The village’s portion of the project is to replace and enhance aging and deteriorating infrastructure while enhancing safety, walkability, connectivity, parking and aesthetics. The improvements were intended to ease congestion and calm traffic on a state road that passes through the village but over which the village has no authority. 

The trustees were working March 29 with the latest probable costs for that final project, updated to allow for inflation and changes – such as the specialized seeder soil for the 51 trees that will be planted in the project’s core area. About $300,000 is built into the price for that, but trustee Ken Mathys said he believed that price was overstated by more than half.

It’s those tweaks that will be made during the next couple of weeks before the bond amount is finalized. Right now, the total $7.5 million has many “overstatements,” Sawyer said, to arrive at a conservative estimate. 

“We have some time to continue to analyze these numbers and reduce the actual borrow amount before we pull the trigger in May,” she said.

May 1 is the date by which they need a firm number, said Joe Murray, senior municipal adviser with Ehlers, the village’s public-finance adviser. The bonds will be sold May 8.

Murray said they’d have time to invest the borrowed money before bills became due. Sawyer said they don’t have a solid date for bidding the project at this time, but she believed it would be this fall. 

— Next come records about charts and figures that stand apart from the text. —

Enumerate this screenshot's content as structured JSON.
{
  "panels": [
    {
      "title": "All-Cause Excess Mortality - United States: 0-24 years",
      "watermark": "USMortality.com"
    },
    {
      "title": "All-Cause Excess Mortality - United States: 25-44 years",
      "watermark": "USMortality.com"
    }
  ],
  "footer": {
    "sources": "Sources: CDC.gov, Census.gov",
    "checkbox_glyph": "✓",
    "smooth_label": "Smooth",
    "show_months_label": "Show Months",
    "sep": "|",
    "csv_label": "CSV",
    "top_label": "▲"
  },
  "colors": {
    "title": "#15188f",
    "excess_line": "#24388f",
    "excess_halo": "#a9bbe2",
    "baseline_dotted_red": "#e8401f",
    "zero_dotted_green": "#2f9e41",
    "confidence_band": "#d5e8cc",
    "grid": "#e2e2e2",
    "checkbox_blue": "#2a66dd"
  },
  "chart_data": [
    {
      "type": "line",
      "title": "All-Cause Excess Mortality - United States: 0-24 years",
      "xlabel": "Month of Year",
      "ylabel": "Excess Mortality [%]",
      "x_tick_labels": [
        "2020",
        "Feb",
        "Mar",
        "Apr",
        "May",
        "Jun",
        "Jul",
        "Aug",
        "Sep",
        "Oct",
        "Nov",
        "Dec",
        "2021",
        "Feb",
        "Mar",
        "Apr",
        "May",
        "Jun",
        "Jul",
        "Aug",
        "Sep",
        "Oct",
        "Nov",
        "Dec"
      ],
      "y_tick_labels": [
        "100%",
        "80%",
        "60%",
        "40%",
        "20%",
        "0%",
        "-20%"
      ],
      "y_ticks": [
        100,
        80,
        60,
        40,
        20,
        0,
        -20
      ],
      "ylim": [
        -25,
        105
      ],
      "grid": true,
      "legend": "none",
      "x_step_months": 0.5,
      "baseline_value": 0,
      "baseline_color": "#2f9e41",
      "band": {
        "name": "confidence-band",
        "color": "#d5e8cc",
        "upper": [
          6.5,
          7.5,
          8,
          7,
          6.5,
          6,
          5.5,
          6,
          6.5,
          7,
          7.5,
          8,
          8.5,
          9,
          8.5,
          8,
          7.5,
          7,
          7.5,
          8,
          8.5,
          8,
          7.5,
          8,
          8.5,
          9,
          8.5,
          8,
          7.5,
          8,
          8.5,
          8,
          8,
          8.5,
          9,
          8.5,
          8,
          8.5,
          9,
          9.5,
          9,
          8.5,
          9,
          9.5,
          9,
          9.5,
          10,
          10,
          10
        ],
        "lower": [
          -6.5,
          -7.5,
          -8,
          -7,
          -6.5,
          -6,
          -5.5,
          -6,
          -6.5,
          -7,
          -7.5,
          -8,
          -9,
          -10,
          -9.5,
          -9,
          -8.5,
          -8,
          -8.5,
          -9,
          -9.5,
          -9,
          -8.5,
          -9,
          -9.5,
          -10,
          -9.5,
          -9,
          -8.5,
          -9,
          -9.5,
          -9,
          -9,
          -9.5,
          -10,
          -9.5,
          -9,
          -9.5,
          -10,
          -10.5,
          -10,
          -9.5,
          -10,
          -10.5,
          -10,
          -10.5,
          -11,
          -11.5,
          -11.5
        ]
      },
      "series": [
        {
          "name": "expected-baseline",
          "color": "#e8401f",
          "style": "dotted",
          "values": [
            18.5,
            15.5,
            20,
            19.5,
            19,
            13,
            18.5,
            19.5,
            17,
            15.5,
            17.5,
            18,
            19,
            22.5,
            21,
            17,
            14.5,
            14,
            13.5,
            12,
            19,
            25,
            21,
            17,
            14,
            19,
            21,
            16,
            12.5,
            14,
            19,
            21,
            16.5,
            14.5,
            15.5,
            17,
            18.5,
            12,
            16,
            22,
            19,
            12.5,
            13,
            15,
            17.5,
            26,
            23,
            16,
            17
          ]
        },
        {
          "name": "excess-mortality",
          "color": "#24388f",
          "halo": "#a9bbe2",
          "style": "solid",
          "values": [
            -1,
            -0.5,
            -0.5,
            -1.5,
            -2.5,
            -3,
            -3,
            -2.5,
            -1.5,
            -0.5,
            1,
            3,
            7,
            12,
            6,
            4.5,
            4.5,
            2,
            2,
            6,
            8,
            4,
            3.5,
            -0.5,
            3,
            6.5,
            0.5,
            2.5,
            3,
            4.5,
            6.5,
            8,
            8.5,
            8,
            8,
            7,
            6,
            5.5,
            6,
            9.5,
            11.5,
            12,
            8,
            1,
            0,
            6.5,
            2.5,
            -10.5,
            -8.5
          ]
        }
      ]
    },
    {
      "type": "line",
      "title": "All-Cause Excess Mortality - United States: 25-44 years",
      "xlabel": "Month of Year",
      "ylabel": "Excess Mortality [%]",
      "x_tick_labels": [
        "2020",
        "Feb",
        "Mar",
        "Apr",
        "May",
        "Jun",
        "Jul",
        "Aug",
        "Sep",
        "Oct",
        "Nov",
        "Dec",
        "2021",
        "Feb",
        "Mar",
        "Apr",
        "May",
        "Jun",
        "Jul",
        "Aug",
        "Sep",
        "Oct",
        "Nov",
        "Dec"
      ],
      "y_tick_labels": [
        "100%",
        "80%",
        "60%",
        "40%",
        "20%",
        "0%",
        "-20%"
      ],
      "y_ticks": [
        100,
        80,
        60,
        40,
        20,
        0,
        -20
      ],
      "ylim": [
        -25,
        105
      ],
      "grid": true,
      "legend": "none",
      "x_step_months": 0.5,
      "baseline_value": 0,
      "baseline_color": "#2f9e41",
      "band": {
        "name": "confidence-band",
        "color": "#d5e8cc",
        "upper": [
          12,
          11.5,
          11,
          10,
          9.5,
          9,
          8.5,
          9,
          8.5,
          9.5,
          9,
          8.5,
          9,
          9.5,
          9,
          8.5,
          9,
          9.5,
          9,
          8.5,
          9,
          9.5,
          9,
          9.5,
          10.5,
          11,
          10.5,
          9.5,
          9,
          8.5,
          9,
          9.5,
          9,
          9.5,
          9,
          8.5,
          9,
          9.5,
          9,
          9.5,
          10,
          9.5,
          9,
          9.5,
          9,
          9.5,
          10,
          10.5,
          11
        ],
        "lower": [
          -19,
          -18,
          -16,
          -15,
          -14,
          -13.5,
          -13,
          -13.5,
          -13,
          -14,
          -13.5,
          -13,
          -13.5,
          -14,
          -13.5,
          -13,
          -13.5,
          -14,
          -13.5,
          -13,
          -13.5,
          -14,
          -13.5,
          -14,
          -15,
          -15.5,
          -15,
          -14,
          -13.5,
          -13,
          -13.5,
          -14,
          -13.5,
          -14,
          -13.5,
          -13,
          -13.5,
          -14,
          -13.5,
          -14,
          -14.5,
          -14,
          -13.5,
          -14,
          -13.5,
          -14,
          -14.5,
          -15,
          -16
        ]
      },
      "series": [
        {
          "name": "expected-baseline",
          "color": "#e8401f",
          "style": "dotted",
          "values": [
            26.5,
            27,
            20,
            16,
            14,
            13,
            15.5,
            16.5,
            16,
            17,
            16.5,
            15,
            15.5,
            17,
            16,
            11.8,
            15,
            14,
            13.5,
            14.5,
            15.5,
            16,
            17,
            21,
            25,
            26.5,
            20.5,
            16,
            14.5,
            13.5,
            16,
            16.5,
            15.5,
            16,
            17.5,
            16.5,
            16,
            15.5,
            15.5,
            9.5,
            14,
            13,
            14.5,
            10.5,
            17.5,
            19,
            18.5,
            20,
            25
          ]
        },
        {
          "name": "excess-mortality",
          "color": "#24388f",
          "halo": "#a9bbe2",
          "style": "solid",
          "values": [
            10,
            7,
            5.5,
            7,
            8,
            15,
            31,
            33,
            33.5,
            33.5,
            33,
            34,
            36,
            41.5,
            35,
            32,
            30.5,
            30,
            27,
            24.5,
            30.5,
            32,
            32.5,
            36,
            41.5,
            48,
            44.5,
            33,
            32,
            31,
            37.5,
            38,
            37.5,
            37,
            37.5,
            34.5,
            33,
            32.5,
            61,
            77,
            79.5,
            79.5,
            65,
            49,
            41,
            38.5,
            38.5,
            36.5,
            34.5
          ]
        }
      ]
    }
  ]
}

If the estimates come in below the borrowed amount, the village could use the excess on other road-related projects or to pay down the debt to give property owners a break.

The village will levy from property-tax owners what it needs to make the annual debt payments. According to tables provided by Ehlers, the village’s mill rate or tax rate – the rate multiplied by the assessed value of a property to get the amount of taxes owed – was $2.54 for this 2023 tax year. If the full $7.5 million were borrowed, the new rate would be $3.52, or an additional $215 annually for a $200,000 home. The new tax rate would not take effect until 2024. 

“We are hoping we can come in and show a lower tax impact,” Murray said, by May 1, when the village finalizes the borrowing amount.

The Wisconsin Constitution limits municipal and county debt to no more than 5% of equalized value. A Debt Capacity Analysis that Ehlers provided showed the village’s existing debt is $11,912,409, or 49% of its ceiling of $24,135,160. After the bond issue, that debt would rise to $18,275,937, or 76% of the limit – an amount that village president John Heller pointed out exceeded the threshold of 60% that the village had set. The village would return to that desired range in 2026, according to the schedule.

The trustees approved four separate resolutions during the meeting, all pertaining to the pending bond sale. Three of those were initial authorizations – one for up to $7,355,000 for the street improvement, the second for up to $45,000 for the fire turnout equipment, and the third for up to $100,000 for the parking lot – with the final resolution authorizing up to $7,500,000 in bonds for the whole project. 

“These are not-to-exceed amounts,” Murray said. “They’ll be adjusted before May 1.”